By 1964, the black community’s frustration with the glacial pace of change in the schools led to a massive school boycott. Led by Brooklyn minister Milton Galamison and organized by Bayard Rustin, the boycotters demanded that the school board implement a desegregation plan across the city. Groups of students, parents and some teachers marched in front of 300 schools and in front of the Board of Education headquarters, chanting, “Jim Crow must go,” and singing “We Shall Overcome.” Tina Lawrence, a black college student who helped organize the boycott, saw the massive protest as a challenge to New York City’s white residents. “They thought it was all right when it was happening in Jackson, Mississippi, but now it’s happening here,” she said. “The people are going to wake up.” While the boycott succeeded as a public demonstration of unity among blacks, Puerto Ricans and white liberals, these alliances began to fray shortly after the boycott, with many black and Puerto Rican community leaders and parents emphasizing community control of schools rather than school desegregation.
One of the reasons the New York school boycott does not show up in our history textbooks is that the Northern media did not cover it with the same moral urgency as they did civil rights activism in the South. The New York Times, which insisted that there was “no official segregation in the city,” criticized the boycott as “violent, illegal approach of adult-encouraged truancy” and dismissed the civil rights demands as “unreasonable and unjustified.”

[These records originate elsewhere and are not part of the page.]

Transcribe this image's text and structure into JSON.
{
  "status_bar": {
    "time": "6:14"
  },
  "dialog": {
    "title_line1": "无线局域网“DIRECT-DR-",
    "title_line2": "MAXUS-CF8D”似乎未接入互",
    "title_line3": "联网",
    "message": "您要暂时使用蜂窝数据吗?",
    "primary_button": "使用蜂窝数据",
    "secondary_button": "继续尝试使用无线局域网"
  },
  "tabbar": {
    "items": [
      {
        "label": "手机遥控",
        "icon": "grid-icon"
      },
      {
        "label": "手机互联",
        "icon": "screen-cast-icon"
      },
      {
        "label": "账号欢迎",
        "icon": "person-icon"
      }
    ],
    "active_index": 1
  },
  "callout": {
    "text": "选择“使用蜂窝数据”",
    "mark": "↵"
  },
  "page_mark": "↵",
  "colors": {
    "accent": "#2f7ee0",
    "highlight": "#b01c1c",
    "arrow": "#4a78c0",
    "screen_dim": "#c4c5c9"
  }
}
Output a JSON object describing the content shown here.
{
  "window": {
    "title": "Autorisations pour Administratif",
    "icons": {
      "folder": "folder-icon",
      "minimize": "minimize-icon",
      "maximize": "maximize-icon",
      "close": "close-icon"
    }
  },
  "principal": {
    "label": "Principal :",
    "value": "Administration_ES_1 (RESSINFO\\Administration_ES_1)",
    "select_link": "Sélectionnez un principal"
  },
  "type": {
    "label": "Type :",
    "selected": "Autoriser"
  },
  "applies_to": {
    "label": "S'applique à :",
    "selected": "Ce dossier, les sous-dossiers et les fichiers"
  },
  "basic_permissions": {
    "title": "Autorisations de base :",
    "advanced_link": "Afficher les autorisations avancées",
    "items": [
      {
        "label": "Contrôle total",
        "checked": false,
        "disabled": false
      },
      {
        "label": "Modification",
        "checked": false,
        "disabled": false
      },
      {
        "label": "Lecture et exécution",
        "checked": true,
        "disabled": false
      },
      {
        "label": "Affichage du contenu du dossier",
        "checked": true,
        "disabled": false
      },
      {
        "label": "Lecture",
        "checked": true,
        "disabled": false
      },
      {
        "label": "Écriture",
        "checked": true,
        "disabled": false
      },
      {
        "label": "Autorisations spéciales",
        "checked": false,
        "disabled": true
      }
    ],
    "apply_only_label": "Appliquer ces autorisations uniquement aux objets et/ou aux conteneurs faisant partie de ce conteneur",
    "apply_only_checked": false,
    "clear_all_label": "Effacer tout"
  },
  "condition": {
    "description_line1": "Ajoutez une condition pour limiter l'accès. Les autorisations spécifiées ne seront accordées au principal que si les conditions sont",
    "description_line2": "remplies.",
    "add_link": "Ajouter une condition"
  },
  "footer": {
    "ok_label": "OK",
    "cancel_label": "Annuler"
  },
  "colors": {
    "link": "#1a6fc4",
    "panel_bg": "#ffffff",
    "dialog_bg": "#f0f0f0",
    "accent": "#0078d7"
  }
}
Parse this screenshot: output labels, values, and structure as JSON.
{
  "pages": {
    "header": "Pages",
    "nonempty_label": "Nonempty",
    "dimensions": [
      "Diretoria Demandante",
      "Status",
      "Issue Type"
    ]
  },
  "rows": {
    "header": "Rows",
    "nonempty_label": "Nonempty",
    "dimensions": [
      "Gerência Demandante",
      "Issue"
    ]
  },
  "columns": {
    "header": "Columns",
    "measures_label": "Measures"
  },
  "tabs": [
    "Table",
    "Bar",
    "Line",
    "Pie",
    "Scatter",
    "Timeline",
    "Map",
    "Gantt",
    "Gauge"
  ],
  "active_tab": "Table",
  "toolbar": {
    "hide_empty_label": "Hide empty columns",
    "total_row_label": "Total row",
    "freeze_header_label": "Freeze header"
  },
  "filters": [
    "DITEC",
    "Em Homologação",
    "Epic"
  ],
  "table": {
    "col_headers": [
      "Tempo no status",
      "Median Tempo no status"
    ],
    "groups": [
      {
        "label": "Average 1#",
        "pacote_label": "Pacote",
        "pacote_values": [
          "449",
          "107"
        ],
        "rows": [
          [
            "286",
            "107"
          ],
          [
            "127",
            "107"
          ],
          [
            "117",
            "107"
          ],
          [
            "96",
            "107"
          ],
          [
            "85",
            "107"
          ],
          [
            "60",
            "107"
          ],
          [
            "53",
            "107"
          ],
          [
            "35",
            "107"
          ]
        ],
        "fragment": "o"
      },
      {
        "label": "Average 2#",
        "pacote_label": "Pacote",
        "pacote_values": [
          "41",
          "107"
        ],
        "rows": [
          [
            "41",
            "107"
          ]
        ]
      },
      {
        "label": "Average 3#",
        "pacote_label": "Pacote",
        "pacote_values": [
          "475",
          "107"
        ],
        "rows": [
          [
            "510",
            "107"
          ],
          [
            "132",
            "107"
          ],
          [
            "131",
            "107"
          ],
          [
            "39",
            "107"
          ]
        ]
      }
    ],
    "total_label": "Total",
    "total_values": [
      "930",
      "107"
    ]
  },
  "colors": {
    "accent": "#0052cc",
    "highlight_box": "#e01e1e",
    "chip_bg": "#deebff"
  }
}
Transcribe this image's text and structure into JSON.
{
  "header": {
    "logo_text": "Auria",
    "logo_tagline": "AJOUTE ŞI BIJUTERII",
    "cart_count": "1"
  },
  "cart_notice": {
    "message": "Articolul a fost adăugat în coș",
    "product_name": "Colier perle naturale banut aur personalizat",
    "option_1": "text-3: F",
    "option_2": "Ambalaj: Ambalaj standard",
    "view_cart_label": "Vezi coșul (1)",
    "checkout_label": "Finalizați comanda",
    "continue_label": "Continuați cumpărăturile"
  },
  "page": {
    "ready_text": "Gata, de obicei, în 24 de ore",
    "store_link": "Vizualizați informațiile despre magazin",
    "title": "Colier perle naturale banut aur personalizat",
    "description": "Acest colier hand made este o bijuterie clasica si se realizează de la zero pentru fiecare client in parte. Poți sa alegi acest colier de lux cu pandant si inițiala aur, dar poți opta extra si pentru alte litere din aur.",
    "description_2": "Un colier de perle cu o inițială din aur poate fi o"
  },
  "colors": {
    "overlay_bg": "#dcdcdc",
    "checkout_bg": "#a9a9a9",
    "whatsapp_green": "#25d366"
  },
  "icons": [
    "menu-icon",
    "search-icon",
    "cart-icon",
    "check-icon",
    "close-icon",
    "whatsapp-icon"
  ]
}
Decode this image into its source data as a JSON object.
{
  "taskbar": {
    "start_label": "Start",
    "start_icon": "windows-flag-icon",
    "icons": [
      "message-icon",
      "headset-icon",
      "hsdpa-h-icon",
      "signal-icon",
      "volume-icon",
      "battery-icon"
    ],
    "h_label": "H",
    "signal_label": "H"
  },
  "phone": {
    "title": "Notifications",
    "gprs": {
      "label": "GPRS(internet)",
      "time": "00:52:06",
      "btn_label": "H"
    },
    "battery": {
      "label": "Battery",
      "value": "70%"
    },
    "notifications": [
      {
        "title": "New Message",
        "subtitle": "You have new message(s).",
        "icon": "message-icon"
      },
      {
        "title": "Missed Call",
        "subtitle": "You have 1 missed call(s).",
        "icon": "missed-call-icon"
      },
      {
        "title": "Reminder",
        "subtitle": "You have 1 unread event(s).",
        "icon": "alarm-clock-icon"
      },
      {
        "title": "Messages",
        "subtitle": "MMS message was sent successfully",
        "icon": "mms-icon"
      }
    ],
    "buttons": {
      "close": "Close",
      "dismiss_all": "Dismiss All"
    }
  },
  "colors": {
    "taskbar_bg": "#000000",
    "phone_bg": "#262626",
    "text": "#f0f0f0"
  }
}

Among those opposed to the boycott were Parents and Taxpayers (PAT), a coalition of white neighborhood groups who organized protest marches and a boycott against zoning changes and school desegregation in March 1964. The marchers, “15,000 white mothers” as the press dubbed them, held signs reading “Keep our children in neighborhood schools” and “I will not put my children on a bus.” These white protesters, while many fewer in number than the civil rights school boycott, commanded much more attention from politicians. Most important, they had the support of Emanuel Celler, a Democrat from Brooklyn, who helped craft the 1964 Civil Rights Act. This landmark civil rights legislation included a loophole (section 401b) that allowed school segregation to exist and expand in Northern cities like New York, Boston, Chicago and Detroit. “In my opinion the two Senators from New York are, at heart, pretty good segregationists,” Mississippi’s James O. Eastland said of his Empire State colleagues, “but the conditions in their State are different from the conditions in ours.”